Fonte: commissione europea
Si ricorda inoltre che esistono delle prescrizioni specifiche, come nel caso dei turni di servizio esposti nelle bacheche. Il provvedimento specifica infatti che: “quando per ragioni di organizzazione del lavoro, e nell’ambito della predisposizione di turni di servizio, si proceda a mettere a disposizione a soggetti diversi dall’interessato (ad esempio, altri colleghi) dati relativi a presenze ed assenze dal servizio, il datore di lavoro non deve esplicitare, nemmeno attraverso acronimi o sigle, le causali dell’assenza dalle quali sia possibile evincere la conoscibilità di particolari categorie di dati personali (es. permessi sindacali o dati sanitari)”.
I cartellini identificativi
Come chiarito dalle linee guida redatte dal Garante, anche il riportare informazioni personali sul cartellino identificativo è considerata una vera e propria divulgazione dei dati. Poiché alcuni lavoratori sono obbligati ad esporre un cartellino che ne permetta l’identificazione, è sufficiente indicare su di esso il solo nome, un codice identificativo come la matricola aziendale oppure il ruolo ricoperto dal lavoratore stesso. Altre informazioni non necessarie possono essere oggetto di sanzione da parte del garante.

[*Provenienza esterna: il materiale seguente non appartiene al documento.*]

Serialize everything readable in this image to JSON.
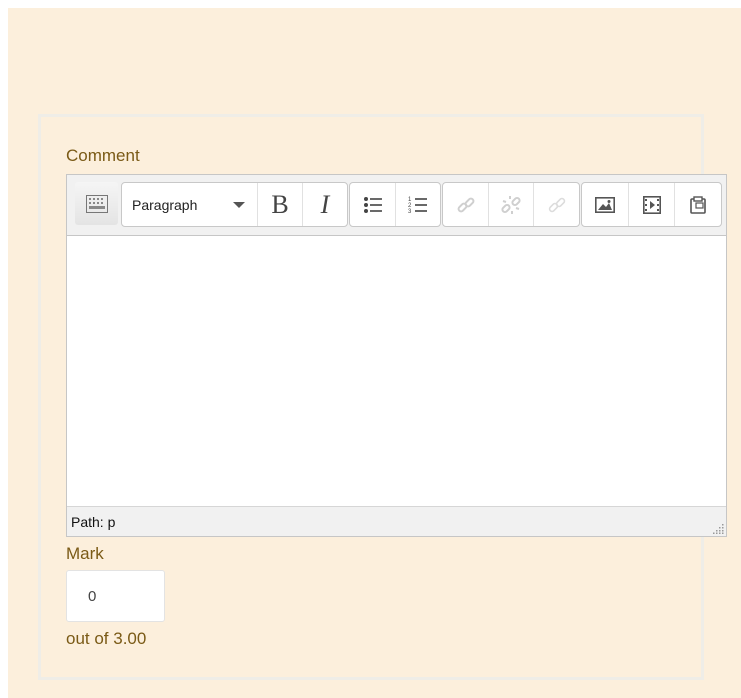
{
  "comment": {
    "label": "Comment",
    "editor": {
      "toolbar": {
        "kitchen_sink_icon": "toolbar-toggle-icon",
        "format_select": "Paragraph",
        "bold_label": "B",
        "italic_label": "I",
        "buttons": [
          {
            "name": "unordered-list",
            "icon": "bullet-list-icon",
            "enabled": true
          },
          {
            "name": "ordered-list",
            "icon": "numbered-list-icon",
            "enabled": true
          },
          {
            "name": "link",
            "icon": "link-icon",
            "enabled": false
          },
          {
            "name": "unlink",
            "icon": "unlink-icon",
            "enabled": false
          },
          {
            "name": "anchor",
            "icon": "anchor-link-icon",
            "enabled": false
          },
          {
            "name": "image",
            "icon": "image-icon",
            "enabled": true
          },
          {
            "name": "media",
            "icon": "media-icon",
            "enabled": true
          },
          {
            "name": "manage-files",
            "icon": "manage-files-icon",
            "enabled": true
          }
        ]
      },
      "content": "",
      "status_path": "Path: p"
    }
  },
  "mark": {
    "label": "Mark",
    "value": "0",
    "out_of": "out of 3.00"
  },
  "colors": {
    "page_background": "#fcefdc",
    "label_text": "#7a5a16",
    "toolbar_background": "#f1f1f1"
  }
}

Protezione dei dati sanitari
Il medico competente è un titolare autonomo del trattamento dei dati, nonostante per ovvi motivi operi nel perimetro del rapporto di lavoro. In qualità di professionista sanitario, è soggetto al segreto professionale e non deve richiedere (come avveniva in passato) il consenso al trattamento dei dati, sia che operi come privato che come medico all’interno di una struttura pubblica.
Accesso da parte dei sindacati ai dati personali
Nell’ambito dei rapporti tra sindacato e azienda, può capitare che i rappresentanti dei lavoratori debbano chiedere di visionare le liste del personale, ad esempio nelle procedure di licenziamento collettivo o nel controllo del monte ore di straordinario. La comunicazione di tali dati è sempre ammessa, in presenza di una norma di legge o su richiamo della contrattazione collettiva. In assenza di specifica previsione, potranno essere forniti solamente dati di tipo numerico.
Diritto di accesso ai dati dell’ex dipendente
Una volta terminato il rapporto di lavoro, non cessa il diritto di accesso ai propri dati da parte dell’ex dipendente. Il Garante ha infatti stabilito che il datore di lavoro è obbligato a comunicare i dati in proprio possesso (anche contenuti nei supporti informatici come PC e smartphone aziendali) in caso di richiesta esplicita da parte del suo ex dipendente. Questa disposizione è contenuta all’interno del Provvedimento dell’8 gennaio 2015.